Spam is having a field day..
I think I told you awhile ago it’s ok that replies are late.. 🙂 Warmth is a good thing, definitely.
It far from makes you a slu t.
I relate too much, unfortunately.
Dunno how to stop that either.
But I don’t think there’s anything wrong with the person you are today. Some people are a****** even when they get the world handed to them, no neglect or abuse, so it’s not just circumstances that shape a person. There’s nothing throughout your time here that’d make me think otherwise about you.
I hope those dreams can stay gone someday.
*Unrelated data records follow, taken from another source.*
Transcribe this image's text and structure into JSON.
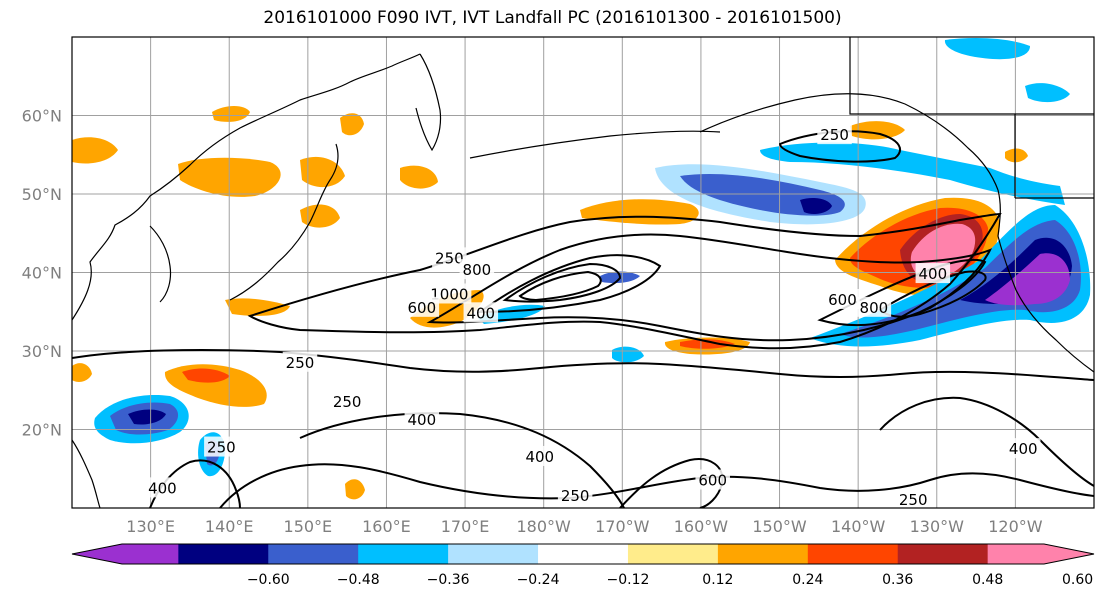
{
  "title": "2016101000 F090 IVT, IVT Landfall PC (2016101300 - 2016101500)",
  "map": {
    "lat_labels": [
      "60°N",
      "50°N",
      "40°N",
      "30°N",
      "20°N"
    ],
    "lon_labels": [
      "130°E",
      "140°E",
      "150°E",
      "160°E",
      "170°E",
      "180°W",
      "170°W",
      "160°W",
      "150°W",
      "140°W",
      "130°W",
      "120°W"
    ],
    "contour_labels": [
      {
        "text": "250",
        "lon": 168,
        "lat": 41.8
      },
      {
        "text": "800",
        "lon": 171.5,
        "lat": 40.3
      },
      {
        "text": "1000",
        "lon": 168,
        "lat": 37.2
      },
      {
        "text": "600",
        "lon": 164.5,
        "lat": 35.5
      },
      {
        "text": "400",
        "lon": 172,
        "lat": 34.8
      },
      {
        "text": "600",
        "lon": -142,
        "lat": 36.5
      },
      {
        "text": "800",
        "lon": -138,
        "lat": 35.5
      },
      {
        "text": "400",
        "lon": -130.5,
        "lat": 39.8
      },
      {
        "text": "250",
        "lon": -143,
        "lat": 57.5
      },
      {
        "text": "250",
        "lon": 149,
        "lat": 28.5
      },
      {
        "text": "250",
        "lon": 155,
        "lat": 23.5
      },
      {
        "text": "400",
        "lon": 164.5,
        "lat": 21.2
      },
      {
        "text": "250",
        "lon": 139,
        "lat": 17.7
      },
      {
        "text": "400",
        "lon": 131.5,
        "lat": 12.5
      },
      {
        "text": "400",
        "lon": 179.5,
        "lat": 16.5
      },
      {
        "text": "600",
        "lon": -158.5,
        "lat": 13.5
      },
      {
        "text": "250",
        "lon": -176,
        "lat": 11.5
      },
      {
        "text": "250",
        "lon": -133,
        "lat": 11
      },
      {
        "text": "400",
        "lon": -119,
        "lat": 17.5
      }
    ]
  },
  "colorbar": {
    "tick_labels": [
      "−0.60",
      "−0.48",
      "−0.36",
      "−0.24",
      "−0.12",
      "0.12",
      "0.24",
      "0.36",
      "0.48",
      "0.60"
    ],
    "colors": [
      "#9b30d0",
      "#000080",
      "#3a5fcd",
      "#00bfff",
      "#b0e2ff",
      "#ffffff",
      "#ffec8b",
      "#ffa500",
      "#ff4500",
      "#b22222",
      "#ff82ab"
    ]
  },
  "pc_colors": {
    "neg_strong": "#9b30d0",
    "neg_navy": "#000080",
    "neg_blue": "#3a5fcd",
    "neg_sky": "#00bfff",
    "neg_light": "#b0e2ff",
    "pos_light": "#ffec8b",
    "pos_orange": "#ffa500",
    "pos_red": "#ff4500",
    "pos_dark": "#b22222",
    "pos_pink": "#ff82ab"
  }
}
I wish I had the answer to your question. I wish I could help you. Yes, forget things that hurt us is really hard. But you are amazing, smart, and deserve the best. Why in the world should you be in pain while this asshole is fine? Try to be happy
Sorry if this is a duplicate message… the thing kinda went whacko on me…
I too am a survivor of incest. You are not alone and it was not your fault in any way. Doesn’t matter how often it happened, how old you were, or what you did or did not do. The people who did this to you were and still are wrong, and they always will be. It is their sickness, their filth, their disgusting behavior…. it is not you, and you are not a sl*t.
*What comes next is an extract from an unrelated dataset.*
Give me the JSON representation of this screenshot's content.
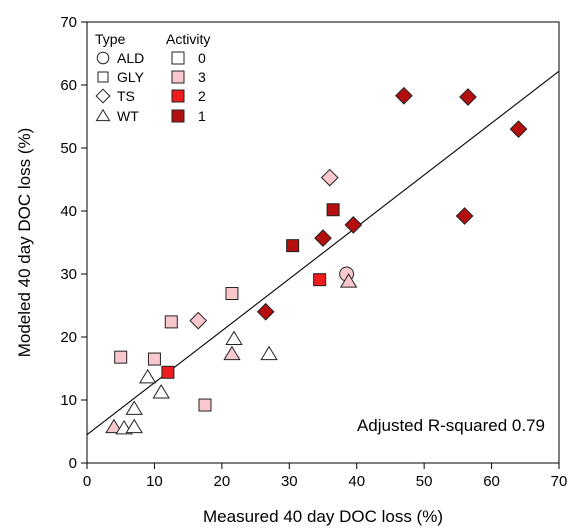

I have too often wondered how I would be different if I had not been molested, and I will never know. I will never know the person I could have been had it not happened. On the same note, though, I would not be the person I am today… and not everything about me is terrible. I am NOT saying I am glad it happened – I sure am not – but I am happy with what I have done in response to it.
You too will never know the person you could have been, but also too you would not be who you are. I don’t have to meet you to know you are a good person, and you are worth loving. You have a beautiful soul, and it shines through. No matter what these people did to you, they could not take away the core of who you are. No one can do that.
I have never forgotten, and you won’t, either. But I promise you that it WILL get better. I am on the other side of the mountain and you will be too – I promise. Hold on, and never give up on you. You will make it though, and believe me, it is absolutely and completely worth it. You are worth it.
i was cleaning up some of my posts and i noticed a particular one from you..
Rather hope you can see this sometime, and that it was just part of the season.
and as always, i hope you’re doing ok.